Some time ago, Lynne and Ian adopted Dowsborough Iron Age Hill Fort as part of the Quantock Hills AONB Monument’s Survey. This ‘adoption’ involves a six-monthly survey of the site and general TLC including regular litter and rubbish picking sessions.

Dowsbourough (also known as Danesborough, Douseborough and Dane’s Barrow) dates from about 2,500 to 3,000 years ago and was a fortified hill fort with a rampart and deep ditch surrounding the oval shaped encampment. Whether this was used permanently, only at certain times of the year or just when attack was imminent is not known. Neither is whether the fort was enclosed, although other such forts were surrounded by wooden palisades. Later the Roman’s used the fort as a look-out or summer camp with it being possible that Julius Caesar visited the hill in 55BC.

The Saxons probably used the fort as a lookout (for Vikings) and King Alfred build a military road, the Herepath, which passes nearby and ran from Cannington across the Quantocks to the Brendon Hills and Exmoor.

The views from the top are fantastic with the north Quantocks, Bristol Channel and Wales all visible on a clear day. You can see why ancient peoples built a look-out there.

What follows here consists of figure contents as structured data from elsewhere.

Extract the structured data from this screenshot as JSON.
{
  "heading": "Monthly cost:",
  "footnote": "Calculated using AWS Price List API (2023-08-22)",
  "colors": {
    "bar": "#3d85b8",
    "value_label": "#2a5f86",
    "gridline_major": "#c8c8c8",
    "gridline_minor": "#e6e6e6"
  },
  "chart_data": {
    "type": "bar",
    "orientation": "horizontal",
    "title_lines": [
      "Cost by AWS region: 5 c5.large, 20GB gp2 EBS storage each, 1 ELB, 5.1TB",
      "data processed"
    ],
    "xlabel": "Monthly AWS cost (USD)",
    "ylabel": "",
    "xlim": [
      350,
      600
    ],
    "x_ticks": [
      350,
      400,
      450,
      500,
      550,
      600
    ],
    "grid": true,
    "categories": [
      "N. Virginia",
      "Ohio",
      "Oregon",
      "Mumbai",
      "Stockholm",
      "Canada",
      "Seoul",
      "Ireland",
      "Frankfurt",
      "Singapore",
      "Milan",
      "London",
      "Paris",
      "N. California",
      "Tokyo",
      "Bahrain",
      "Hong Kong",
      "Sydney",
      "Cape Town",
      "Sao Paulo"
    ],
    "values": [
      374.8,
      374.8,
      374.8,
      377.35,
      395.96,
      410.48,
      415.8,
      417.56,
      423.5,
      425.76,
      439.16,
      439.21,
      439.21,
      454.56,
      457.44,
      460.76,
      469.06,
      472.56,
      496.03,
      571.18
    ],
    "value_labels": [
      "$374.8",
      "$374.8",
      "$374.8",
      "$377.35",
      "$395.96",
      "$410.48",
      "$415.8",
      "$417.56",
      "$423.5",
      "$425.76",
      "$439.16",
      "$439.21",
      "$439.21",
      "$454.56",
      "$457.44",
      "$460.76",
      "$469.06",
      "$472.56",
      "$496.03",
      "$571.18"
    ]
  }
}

At the end of October, Ian was invited to see works that had been undertaken in stopping erosion on the top of the fort. Dr Bob Croft, the Somerset County Archaeologist, led a group up the hill to explain what had been done and to tell a little of the history of the site.

The hill fort is open to the public and is just a mile and a half or so away from The Old Cider House. Just remember to treat it with respect and please don’t take your mountain bikes up there!